La Commissione europea ha formalizzato il progetto di investire, con formule miste pubblico-privato, 1.000 miliardi in un decennio – rinnovandolo per i successivi due – con lo scopo di raggiungere entro il 2050 una configurazione che azzeri le emissioni serra delle attività antropiche (Carbon Neutrality) considerate la causa principale di un aumento delle temperature nel pianeta tale da provocare impatti catastrofici.



Da un lato, tale decisione è positiva perché sia alloca un’enorme massa di denaro per investimenti in una fase economica dove sono scarsi, sia spinge verso una modernizzazione complessiva del sistema europeo trainata da nuove tecnologie. Dall’altro, analizzando i documenti preliminari si trova che l’attenzione principale è sulla decarbonizzazione, cioè l’eliminazione del ciclo dei carburanti fossili, mentre al riguardo degli investimenti di ecoadattamento è poca. Ciò lascia perplessi perché qualora l’aumento delle temperature continuasse – e non lo si può escludere perché il resto del mondo non ha piani così massivi di decarbonizzazione e, inoltre, c’è anche un contributo di dinamica planetaria ciclica al fenomeno – aumentando gli eventi atmosferici estremi (siccità, bombe d’acqua, uragani, ondate di calore intervallate da episodi glaciali, ecc.) i megainvestimenti avrebbero sì reso l’Ue pulitissima, ma lasciandola vulnerabile a disastri.



In particolare l’Italia che più di altri è esposta a siccità nell’area meridionale, alluvioni e frane nell’area alpina, nonché a ondate di calore e impatti dell’innalzamento del mare, il tutto già inizialmente visibile. Le servirebbero infatti investimenti per costruire nuove infrastrutture, per creare in ogni habitat una climatizzazione adeguata a caldo e freddo estremi, utilizzando l’ecoadattemento anche per ridurre la vulnerabilità ancora irrisolta a sismi e fenomeni idrogeologici, per proteggere l’agricoltura, ecc. Ciò sta diventando molto rilevante per l’economia: le agenzie di valutazione del rischio finanziario (rating) stanno creando nuove mappe che includono i possibili eco-impatti e il territorio italiano non è ben messo.

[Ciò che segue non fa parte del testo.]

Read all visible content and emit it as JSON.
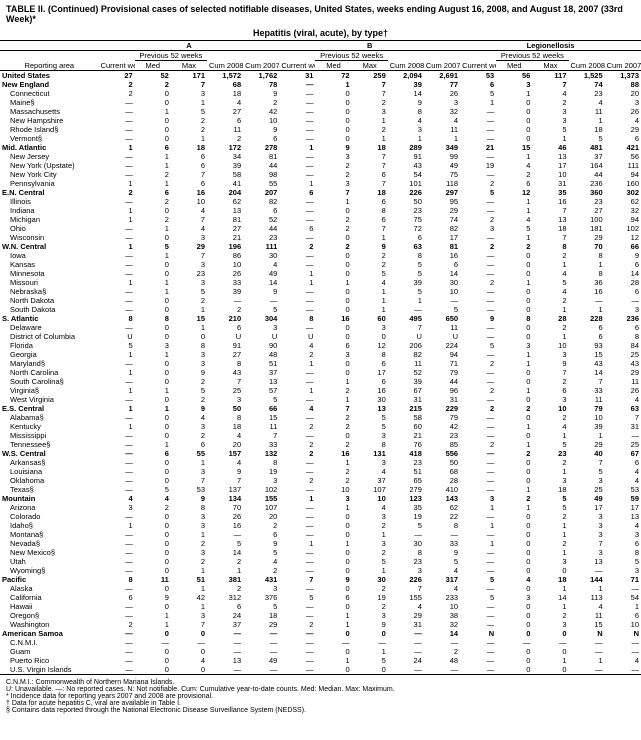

Pertanto è urgente che il Governo italiano intervenga sugli standard del megaprogetto europeo per inserirvi più e meglio quelli di ecoadattamento. C’è ancora tempo per farlo. Entro la fine del 2020 l’Ue definirà con più precisione gli standard di decarbonizzazione ed entro il 2021 altri. Ma la politica dovrebbe passare dall’ecoretorica all’ecorealismo.